Aparentemente, la pintura de Larroy es heredera de aquellos viejos utópicos. Pero conociendo la historia. Sus formas sencillas –pero no tanto–, sus colores –terciarios más que primarios- su estructura –más que estricta, de mírame y no me toques–, la indefinición del espacio en que se organiza todo esto, la pregnancia de los perfiles desenfocados, la inverosimilitud de los planos, las plantillas recuperadas como trampantojos... No creo que la pintura de Enrique sea un ejemplo para nadie. Yo diría que, por su ambigua complejidad, es más bien un espejo.
El silencio.
Desde que Beuys dijera que el silencio de Duchamp está sobrevalorado, parece que la tendencia artística con más prestigio, adeptos y futuro es la silenciosa. Los silenciosos se pueden subdividir en dos grandes grupos: Los místicos, que esperan que en el silencio se produzca la epifanía del misterio y los wittgensteinianos que, de lo que no saben, prefieren no hablar. O que, simplemente, no tienen nada que decir.

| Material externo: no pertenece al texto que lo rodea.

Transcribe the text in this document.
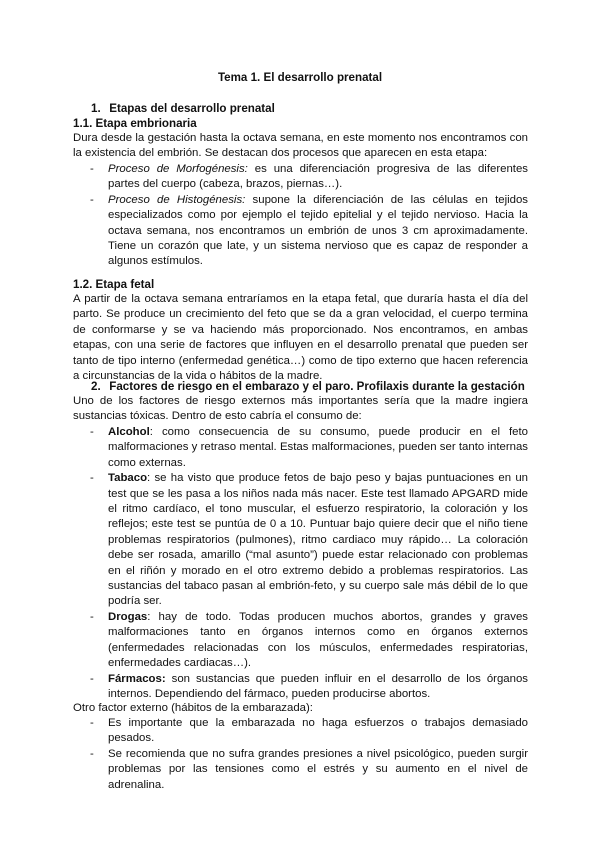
Tema 1. El desarrollo prenatal
1. Etapas del desarrollo prenatal
1.1. Etapa embrionaria
Dura desde la gestación hasta la octava semana, en este momento nos encontramos con la existencia del embrión. Se destacan dos procesos que aparecen en esta etapa:
- Proceso de Morfogénesis: es una diferenciación progresiva de las diferentes partes del cuerpo (cabeza, brazos, piernas…).
- Proceso de Histogénesis: supone la diferenciación de las células en tejidos especializados como por ejemplo el tejido epitelial y el tejido nervioso. Hacia la octava semana, nos encontramos un embrión de unos 3 cm aproximadamente. Tiene un corazón que late, y un sistema nervioso que es capaz de responder a algunos estímulos.
1.2. Etapa fetal
A partir de la octava semana entraríamos en la etapa fetal, que duraría hasta el día del parto. Se produce un crecimiento del feto que se da a gran velocidad, el cuerpo termina de conformarse y se va haciendo más proporcionado. Nos encontramos, en ambas etapas, con una serie de factores que influyen en el desarrollo prenatal que pueden ser tanto de tipo interno (enfermedad genética…) como de tipo externo que hacen referencia a circunstancias de la vida o hábitos de la madre.
2. Factores de riesgo en el embarazo y el paro. Profilaxis durante la gestación
Uno de los factores de riesgo externos más importantes sería que la madre ingiera sustancias tóxicas. Dentro de esto cabría el consumo de:
- Alcohol: como consecuencia de su consumo, puede producir en el feto malformaciones y retraso mental. Estas malformaciones, pueden ser tanto internas como externas.
- Tabaco: se ha visto que produce fetos de bajo peso y bajas puntuaciones en un test que se les pasa a los niños nada más nacer. Este test llamado APGARD mide el ritmo cardíaco, el tono muscular, el esfuerzo respiratorio, la coloración y los reflejos; este test se puntúa de 0 a 10. Puntuar bajo quiere decir que el niño tiene problemas respiratorios (pulmones), ritmo cardiaco muy rápido… La coloración debe ser rosada, amarillo (“mal asunto”) puede estar relacionado con problemas en el riñón y morado en el otro extremo debido a problemas respiratorios. Las sustancias del tabaco pasan al embrión-feto, y su cuerpo sale más débil de lo que podría ser.
- Drogas: hay de todo. Todas producen muchos abortos, grandes y graves malformaciones tanto en órganos internos como en órganos externos (enfermedades relacionadas con los músculos, enfermedades respiratorias, enfermedades cardiacas…).
- Fármacos: son sustancias que pueden influir en el desarrollo de los órganos internos. Dependiendo del fármaco, pueden producirse abortos.
Otro factor externo (hábitos de la embarazada):
- Es importante que la embarazada no haga esfuerzos o trabajos demasiado pesados.
- Se recomienda que no sufra grandes presiones a nivel psicológico, pueden surgir problemas por las tensiones como el estrés y su aumento en el nivel de adrenalina.
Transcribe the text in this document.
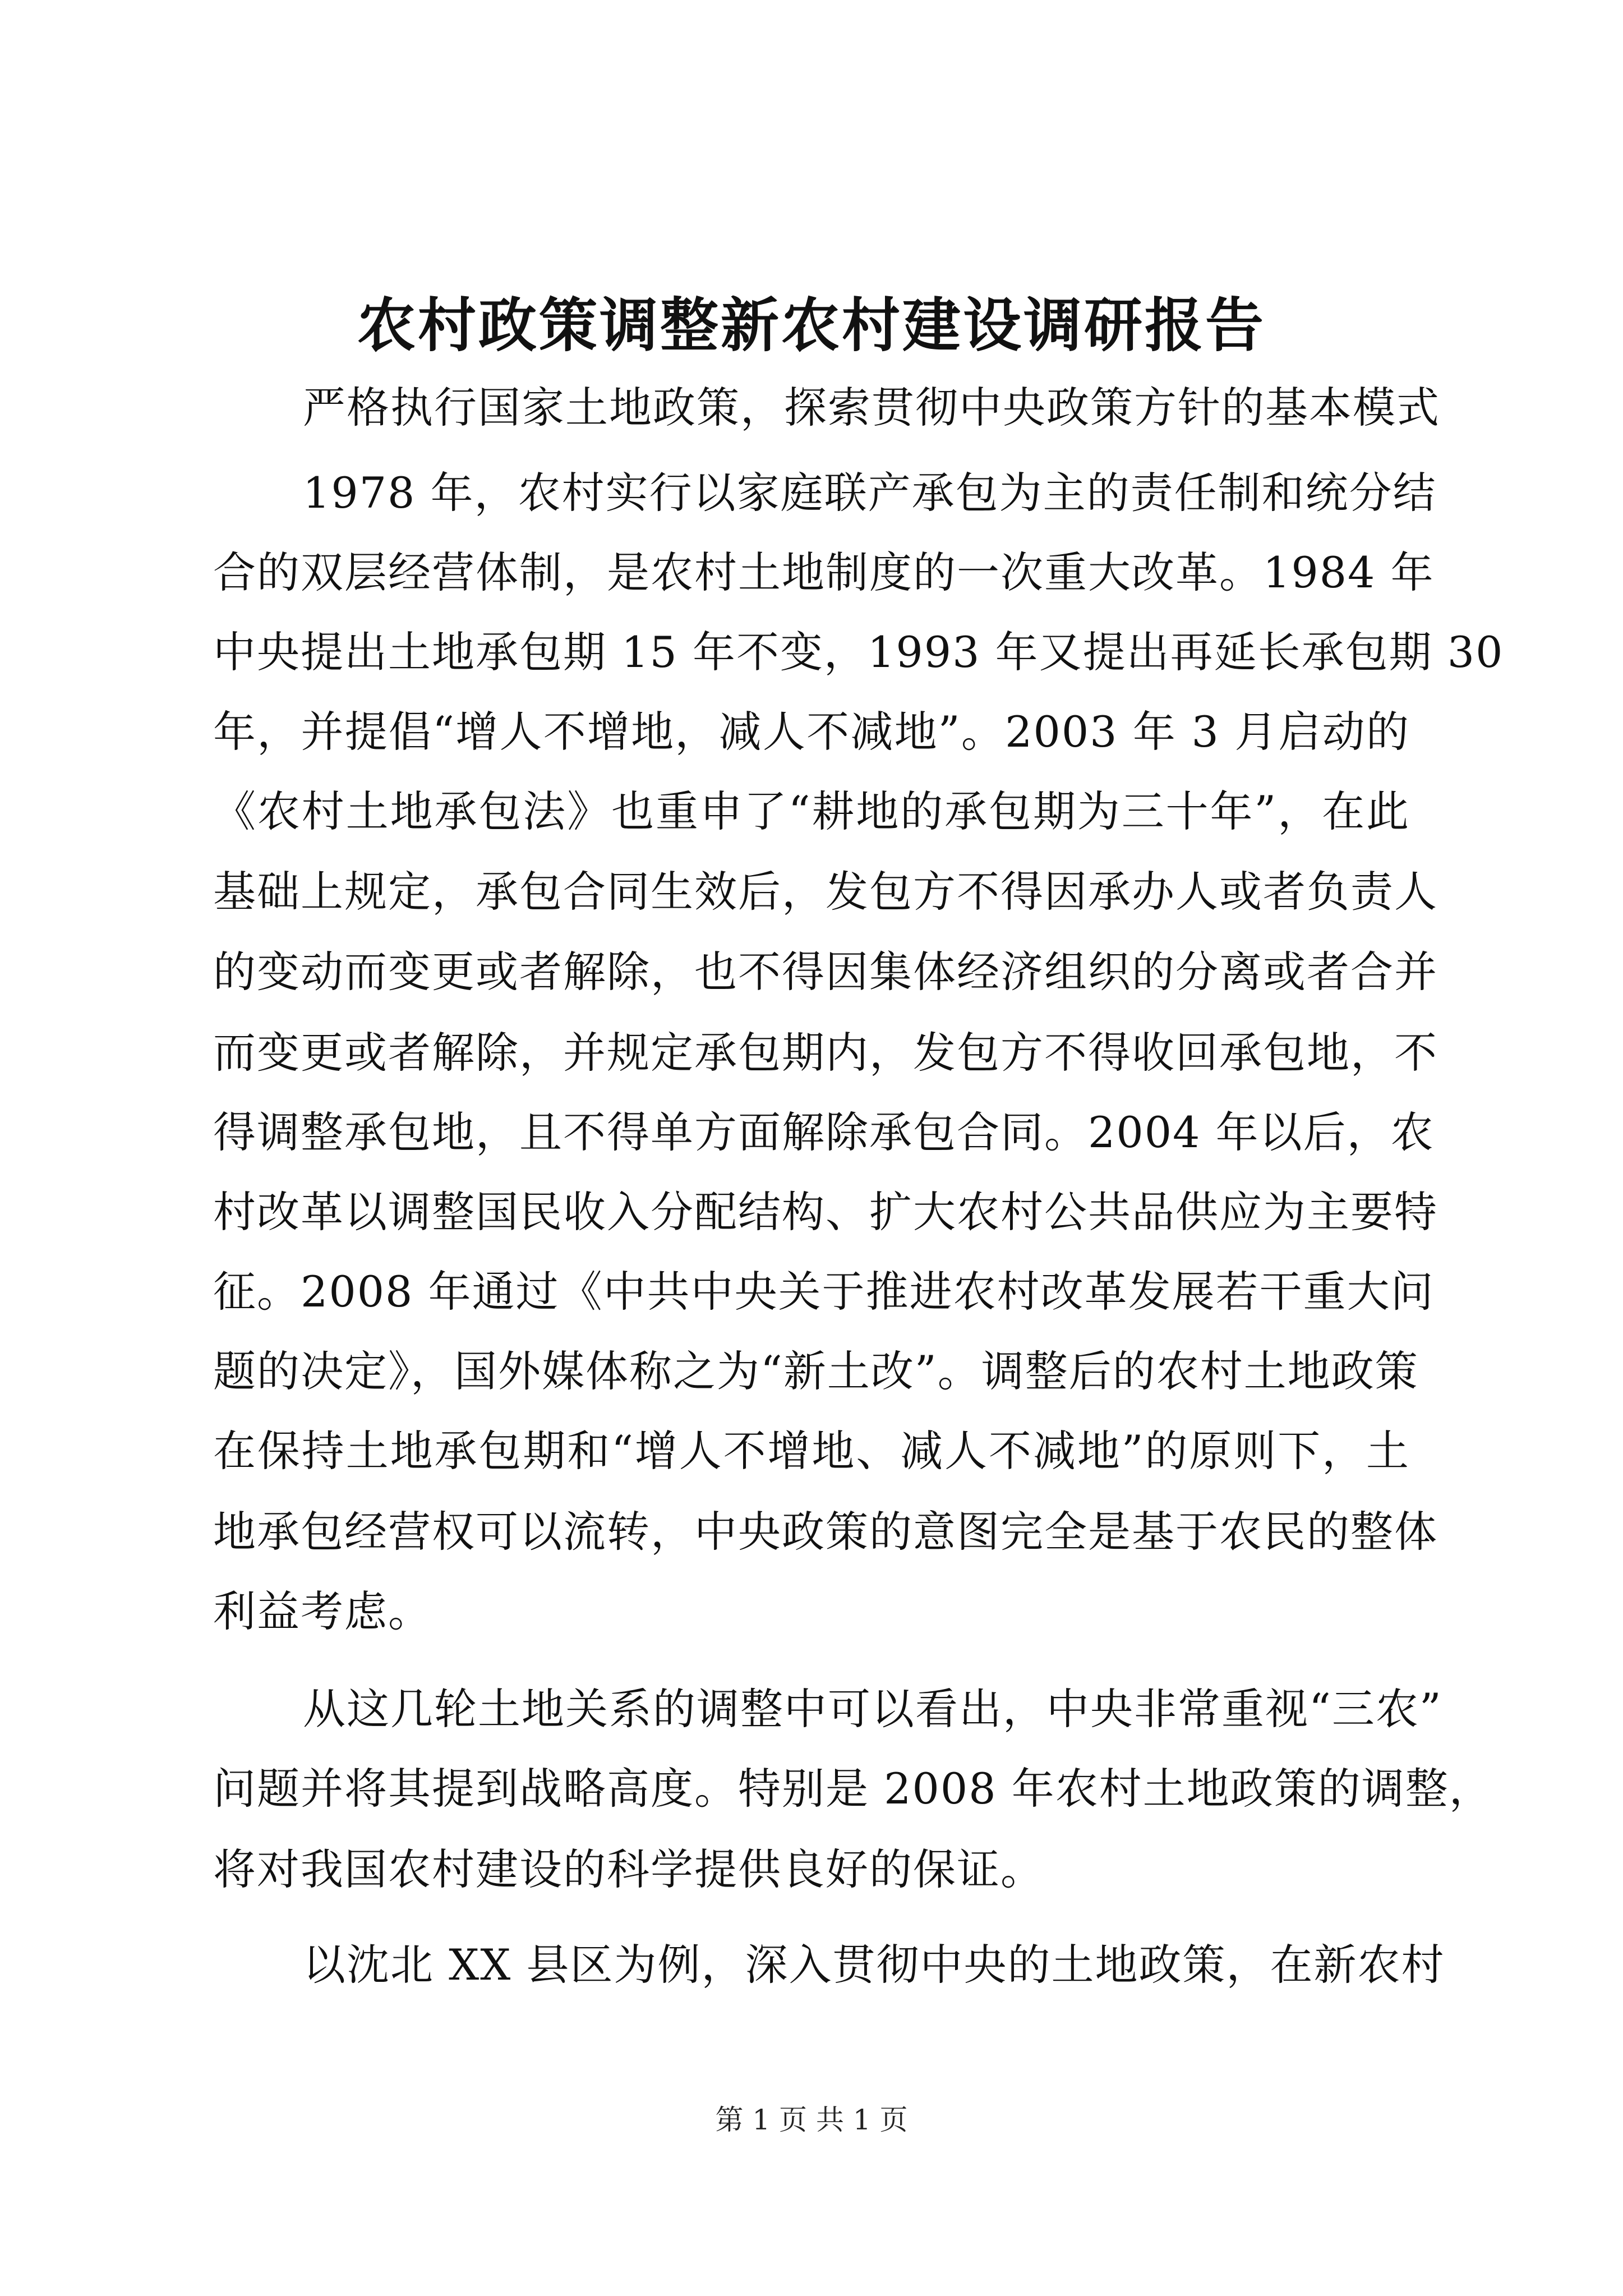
农村政策调整新农村建设调研报告
严格执行国家土地政策，探索贯彻中央政策方针的基本模式
1978 年，农村实行以家庭联产承包为主的责任制和统分结
合的双层经营体制，是农村土地制度的一次重大改革。1984 年
中央提出土地承包期 15 年不变，1993 年又提出再延长承包期 30
年，并提倡“增人不增地，减人不减地”。2003 年 3 月启动的
《农村土地承包法》也重申了“耕地的承包期为三十年”，在此
基础上规定，承包合同生效后，发包方不得因承办人或者负责人
的变动而变更或者解除，也不得因集体经济组织的分离或者合并
而变更或者解除，并规定承包期内，发包方不得收回承包地，不
得调整承包地，且不得单方面解除承包合同。2004 年以后，农
村改革以调整国民收入分配结构、扩大农村公共品供应为主要特
征。2008 年通过《中共中央关于推进农村改革发展若干重大问
题的决定》，国外媒体称之为“新土改”。调整后的农村土地政策
在保持土地承包期和“增人不增地、减人不减地”的原则下，土
地承包经营权可以流转，中央政策的意图完全是基于农民的整体
利益考虑。
从这几轮土地关系的调整中可以看出，中央非常重视“三农”
问题并将其提到战略高度。特别是 2008 年农村土地政策的调整，
将对我国农村建设的科学提供良好的保证。
以沈北 XX 县区为例，深入贯彻中央的土地政策，在新农村
第 1 页 共 1 页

Recuerden que Larroy me había dicho que ya sólo quedaba sentido del humor en sus títulos. Bueno. Vayamos por partes. El sentido del humor de Enrique es muy particular. No soporta el humor de Duchamp pero ha aprovechado una de sus bromas para titular esta exposición. El color invisible, para Duchamp, era el título del cuadro. Para Enrique Larroy, es el título de toda una exposición. La invisibilidad puede ser una forma de silencio pero un título puede ser una forma de charlatanería. Como ven, cualquier pequeño guiño de Larroy pone en danza todo tipo de contradicciones. Pero no sólo son los títulos. Yo creo que toda la pintura de Enrique sigue teniendo el mismo sentido del humor. Las ambiguas relaciones que mantiene con el kitsch y la utopía, como acabamos de ver, siguen siendo absolutamente irónicas. Lo que pasa es que cada vez es más sutil. Más callado. Más invisible. En este sentido, y sólo en éste, creo que coincide con Duchamp, mal que le pese. El silencio de Enrique Larroy, como el silencio de Duchamp, es el silencio de quien se aguanta la risa.